In my experience, most of the game source code that survived from the early years of personal computing is for games written in BASIC, which would have been distributed as source. There's a few exceptions like for Jordan Mechner's games, but that just goes hand-in-hand with his famously detailed records of his development process.
While I agree that the original source code for the game is probably long gone, I think we can settle for having a disassembled version of it. As you pointed out, the game was most likely in handwritten assembly, so the assembly output probably isn't much different. The most useful part would have been the comments, which it turns out there were some very dedicated people that went through the entire disassembly and annotated the source code like this one by doppleganger http://www.romhacking.net/documents/344/ and this one where movax tried to make the assembly more natural http://www.romhacking.net/documents/635/
There are several really cool things you can find on here about older games including a detailed explaination of the minus one world http://www.romhacking.net/documents/343/ where doppelganger covers exactly why the game does what it does.
A small correction: You die if you go over 127 lives. This is due to the fact that the game uses 8 bit signed integers to store the number of lives. You don't die immediately either, but when you do die normally, you get a game over because the game detects that you have less than zero lives remaining.
acmlm is well noted for this, as well as speedrunning various games (mostly Dr. Mario and A Link to the Past).
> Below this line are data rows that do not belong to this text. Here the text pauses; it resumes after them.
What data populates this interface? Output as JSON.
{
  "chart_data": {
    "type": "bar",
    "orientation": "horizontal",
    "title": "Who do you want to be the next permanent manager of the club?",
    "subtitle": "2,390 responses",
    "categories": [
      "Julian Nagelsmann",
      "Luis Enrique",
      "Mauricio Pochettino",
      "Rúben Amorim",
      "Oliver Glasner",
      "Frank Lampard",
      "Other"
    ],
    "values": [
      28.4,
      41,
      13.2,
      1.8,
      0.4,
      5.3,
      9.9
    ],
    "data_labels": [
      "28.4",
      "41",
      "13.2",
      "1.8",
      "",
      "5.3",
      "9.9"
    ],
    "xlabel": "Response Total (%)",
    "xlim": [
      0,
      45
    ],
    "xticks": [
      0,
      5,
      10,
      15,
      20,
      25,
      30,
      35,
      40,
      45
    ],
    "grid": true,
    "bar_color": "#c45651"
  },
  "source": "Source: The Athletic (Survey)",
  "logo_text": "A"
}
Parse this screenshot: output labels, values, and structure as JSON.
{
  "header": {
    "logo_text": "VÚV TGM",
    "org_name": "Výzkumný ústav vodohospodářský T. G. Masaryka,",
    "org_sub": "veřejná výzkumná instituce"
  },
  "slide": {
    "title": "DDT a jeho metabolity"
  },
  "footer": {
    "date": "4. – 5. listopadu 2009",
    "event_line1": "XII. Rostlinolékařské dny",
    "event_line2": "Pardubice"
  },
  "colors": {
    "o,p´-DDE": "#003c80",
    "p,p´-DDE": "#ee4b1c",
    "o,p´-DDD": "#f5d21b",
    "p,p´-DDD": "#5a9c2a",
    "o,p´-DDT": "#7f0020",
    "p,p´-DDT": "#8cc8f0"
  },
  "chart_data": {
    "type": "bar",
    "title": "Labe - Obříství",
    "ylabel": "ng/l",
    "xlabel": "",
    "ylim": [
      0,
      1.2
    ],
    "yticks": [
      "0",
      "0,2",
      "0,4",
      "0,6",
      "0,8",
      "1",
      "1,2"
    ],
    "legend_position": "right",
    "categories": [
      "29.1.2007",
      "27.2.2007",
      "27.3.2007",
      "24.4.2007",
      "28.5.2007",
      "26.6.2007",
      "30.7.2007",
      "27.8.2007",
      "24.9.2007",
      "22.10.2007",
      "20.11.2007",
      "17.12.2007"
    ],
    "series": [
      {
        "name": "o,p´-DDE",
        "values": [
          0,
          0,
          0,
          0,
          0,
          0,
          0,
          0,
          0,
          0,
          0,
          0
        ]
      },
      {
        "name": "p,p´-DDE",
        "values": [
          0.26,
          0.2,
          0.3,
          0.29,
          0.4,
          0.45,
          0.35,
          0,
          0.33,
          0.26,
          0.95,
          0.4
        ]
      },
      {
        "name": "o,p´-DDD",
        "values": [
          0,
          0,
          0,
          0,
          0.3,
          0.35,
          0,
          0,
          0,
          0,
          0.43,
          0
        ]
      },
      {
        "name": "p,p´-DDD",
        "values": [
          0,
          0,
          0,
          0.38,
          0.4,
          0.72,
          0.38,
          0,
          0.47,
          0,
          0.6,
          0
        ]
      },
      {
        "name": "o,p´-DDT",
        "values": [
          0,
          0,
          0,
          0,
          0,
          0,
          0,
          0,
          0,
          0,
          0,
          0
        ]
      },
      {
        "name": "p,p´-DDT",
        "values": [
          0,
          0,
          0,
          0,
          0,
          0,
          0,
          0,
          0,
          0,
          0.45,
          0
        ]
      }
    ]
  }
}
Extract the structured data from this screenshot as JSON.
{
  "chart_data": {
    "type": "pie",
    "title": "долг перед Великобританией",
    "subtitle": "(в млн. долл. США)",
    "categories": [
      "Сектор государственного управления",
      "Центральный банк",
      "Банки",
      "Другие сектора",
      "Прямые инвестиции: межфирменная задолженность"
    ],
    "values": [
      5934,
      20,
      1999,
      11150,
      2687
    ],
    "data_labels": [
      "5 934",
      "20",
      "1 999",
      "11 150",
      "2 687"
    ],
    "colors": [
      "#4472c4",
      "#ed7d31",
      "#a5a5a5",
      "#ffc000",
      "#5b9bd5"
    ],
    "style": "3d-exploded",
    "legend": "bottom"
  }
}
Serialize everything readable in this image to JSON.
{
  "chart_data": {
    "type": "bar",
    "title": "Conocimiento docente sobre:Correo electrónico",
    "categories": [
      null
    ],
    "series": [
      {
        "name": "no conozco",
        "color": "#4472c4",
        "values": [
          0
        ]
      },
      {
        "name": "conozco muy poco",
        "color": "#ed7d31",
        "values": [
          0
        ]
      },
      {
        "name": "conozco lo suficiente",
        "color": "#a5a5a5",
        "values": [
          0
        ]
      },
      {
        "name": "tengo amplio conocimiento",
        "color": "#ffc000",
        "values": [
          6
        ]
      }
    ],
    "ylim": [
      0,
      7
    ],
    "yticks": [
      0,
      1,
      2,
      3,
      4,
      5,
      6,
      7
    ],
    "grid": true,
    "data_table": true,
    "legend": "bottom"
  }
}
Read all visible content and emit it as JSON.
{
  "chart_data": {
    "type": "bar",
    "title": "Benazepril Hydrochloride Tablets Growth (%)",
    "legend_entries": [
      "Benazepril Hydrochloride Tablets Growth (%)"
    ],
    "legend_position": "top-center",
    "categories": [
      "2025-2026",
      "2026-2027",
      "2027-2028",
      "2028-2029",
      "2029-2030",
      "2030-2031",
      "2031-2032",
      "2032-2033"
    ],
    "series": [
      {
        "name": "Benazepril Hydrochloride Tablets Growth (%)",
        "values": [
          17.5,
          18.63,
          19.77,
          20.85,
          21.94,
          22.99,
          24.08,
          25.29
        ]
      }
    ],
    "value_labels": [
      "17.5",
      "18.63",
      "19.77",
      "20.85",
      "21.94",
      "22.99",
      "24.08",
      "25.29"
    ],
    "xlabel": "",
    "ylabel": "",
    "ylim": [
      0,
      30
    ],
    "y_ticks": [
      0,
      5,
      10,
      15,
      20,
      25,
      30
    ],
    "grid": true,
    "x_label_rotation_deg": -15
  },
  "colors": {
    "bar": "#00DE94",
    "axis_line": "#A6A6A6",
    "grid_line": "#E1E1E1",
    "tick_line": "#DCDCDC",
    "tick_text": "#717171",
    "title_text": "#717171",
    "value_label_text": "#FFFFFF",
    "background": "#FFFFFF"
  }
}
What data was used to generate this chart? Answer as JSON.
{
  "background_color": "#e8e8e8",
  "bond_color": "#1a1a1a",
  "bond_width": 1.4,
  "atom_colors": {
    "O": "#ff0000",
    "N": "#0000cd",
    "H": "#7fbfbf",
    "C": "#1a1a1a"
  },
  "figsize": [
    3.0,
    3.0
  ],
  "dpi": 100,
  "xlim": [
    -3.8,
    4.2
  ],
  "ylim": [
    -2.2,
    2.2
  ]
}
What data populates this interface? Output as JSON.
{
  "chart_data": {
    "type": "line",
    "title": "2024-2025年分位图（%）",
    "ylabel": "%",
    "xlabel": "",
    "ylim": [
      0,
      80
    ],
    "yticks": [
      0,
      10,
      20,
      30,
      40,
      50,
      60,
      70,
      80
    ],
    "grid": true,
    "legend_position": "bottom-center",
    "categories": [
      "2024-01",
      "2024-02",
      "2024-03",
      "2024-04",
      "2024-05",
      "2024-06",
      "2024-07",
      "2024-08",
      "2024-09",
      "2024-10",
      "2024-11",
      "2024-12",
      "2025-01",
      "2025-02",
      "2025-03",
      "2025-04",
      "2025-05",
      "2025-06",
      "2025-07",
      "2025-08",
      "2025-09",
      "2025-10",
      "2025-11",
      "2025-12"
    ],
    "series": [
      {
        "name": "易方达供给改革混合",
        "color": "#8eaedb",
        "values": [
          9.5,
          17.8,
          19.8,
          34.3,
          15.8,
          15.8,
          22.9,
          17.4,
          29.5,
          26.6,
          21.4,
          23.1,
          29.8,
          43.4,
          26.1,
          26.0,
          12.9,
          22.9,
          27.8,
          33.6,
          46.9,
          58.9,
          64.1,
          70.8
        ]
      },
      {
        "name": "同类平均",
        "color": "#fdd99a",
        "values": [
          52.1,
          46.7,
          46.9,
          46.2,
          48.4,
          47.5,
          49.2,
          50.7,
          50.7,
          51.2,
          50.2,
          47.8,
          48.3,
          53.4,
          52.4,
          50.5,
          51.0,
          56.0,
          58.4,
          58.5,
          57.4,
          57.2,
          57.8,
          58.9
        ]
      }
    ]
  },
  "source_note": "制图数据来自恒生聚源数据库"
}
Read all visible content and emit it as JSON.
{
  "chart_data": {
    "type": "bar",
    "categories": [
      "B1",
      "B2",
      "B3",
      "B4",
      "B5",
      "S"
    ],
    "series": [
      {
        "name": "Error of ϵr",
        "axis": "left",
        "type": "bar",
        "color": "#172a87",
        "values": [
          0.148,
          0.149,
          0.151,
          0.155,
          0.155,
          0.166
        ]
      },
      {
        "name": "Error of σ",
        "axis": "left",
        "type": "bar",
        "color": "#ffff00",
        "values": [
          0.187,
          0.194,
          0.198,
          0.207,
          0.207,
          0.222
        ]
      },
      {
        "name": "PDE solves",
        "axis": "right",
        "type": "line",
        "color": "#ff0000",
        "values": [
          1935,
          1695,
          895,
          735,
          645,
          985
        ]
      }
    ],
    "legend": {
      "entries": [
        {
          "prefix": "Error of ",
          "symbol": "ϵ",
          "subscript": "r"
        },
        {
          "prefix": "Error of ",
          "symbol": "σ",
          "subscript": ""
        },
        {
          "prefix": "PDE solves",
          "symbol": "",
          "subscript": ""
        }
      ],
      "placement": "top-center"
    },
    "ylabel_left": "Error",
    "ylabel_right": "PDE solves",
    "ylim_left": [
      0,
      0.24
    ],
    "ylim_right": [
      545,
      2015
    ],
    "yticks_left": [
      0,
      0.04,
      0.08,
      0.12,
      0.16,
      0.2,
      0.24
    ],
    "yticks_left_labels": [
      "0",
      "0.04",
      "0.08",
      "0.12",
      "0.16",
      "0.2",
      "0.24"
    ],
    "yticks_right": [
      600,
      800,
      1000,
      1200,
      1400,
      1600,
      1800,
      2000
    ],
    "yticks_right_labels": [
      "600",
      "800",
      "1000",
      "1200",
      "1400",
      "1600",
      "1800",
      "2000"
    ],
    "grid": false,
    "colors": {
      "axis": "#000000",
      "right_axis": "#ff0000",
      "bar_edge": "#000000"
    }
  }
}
Google his name for more info or watch his stream (usually late at night US time) - www.twitch.tv/acmlm
I can believe it, but reading on a retina iPad mini, I was actually struck by how nice it looked!
I think now that A-grade browsers are generally equal in most basic respects, we often forget to test things that might seem inconsequential and not worth testing, like font-weights.
I actually did a bit of testing, including grabbing VMs of various versions of Windows to see how things looked on XP, 7, and 8.1. It remained quite readable in my testing.
Now that I'm back on a desktop computer, I'm looking and it does look pretty good to my eyes, but I could see how it might be too thin for some people.
This sorta reminds me of a story about Intellivision's hit game "ASTROSMASH!" (http://en.wikipedia.org/wiki/Astrosmash).
The game was originally meant to be a clone of Asteroids called "Meteor!", but Mattel cancelled the clone due to legal concerns. But there was still room on the cart, which the developer had been using to develop his own unique game called "Avalanche". This is what eventually became ASTROSMASH (my favorite game as an 8 yearold who never got that NES...)
The legend was that the code for the original Asteroids clone was still on the cart; people claimed that pressing the reset button on the console rapidly would cause the game to glitch into Meteor instead of Astrosmash, but I could never make it work as a kid.
Years later, I got my hands on an intellivision emulator that had really nice disassembler/assembler included (http://spatula-city.org/~im14u2c/intv/). By then I had also read online that the developer simply put a JMP instruction at the beginning of the cart to skip over the original "Meteor" code.
Sure enough, I found a ROM for ASTROSMASH, disassembled it, found the JMP in question and modified the assembly, reassembled, and suddenly I was playing "Meteor!"
Either way, it's a good thing that Mattel trashed the Asteroids clone; ASTROSMASH turned out to be a much better game!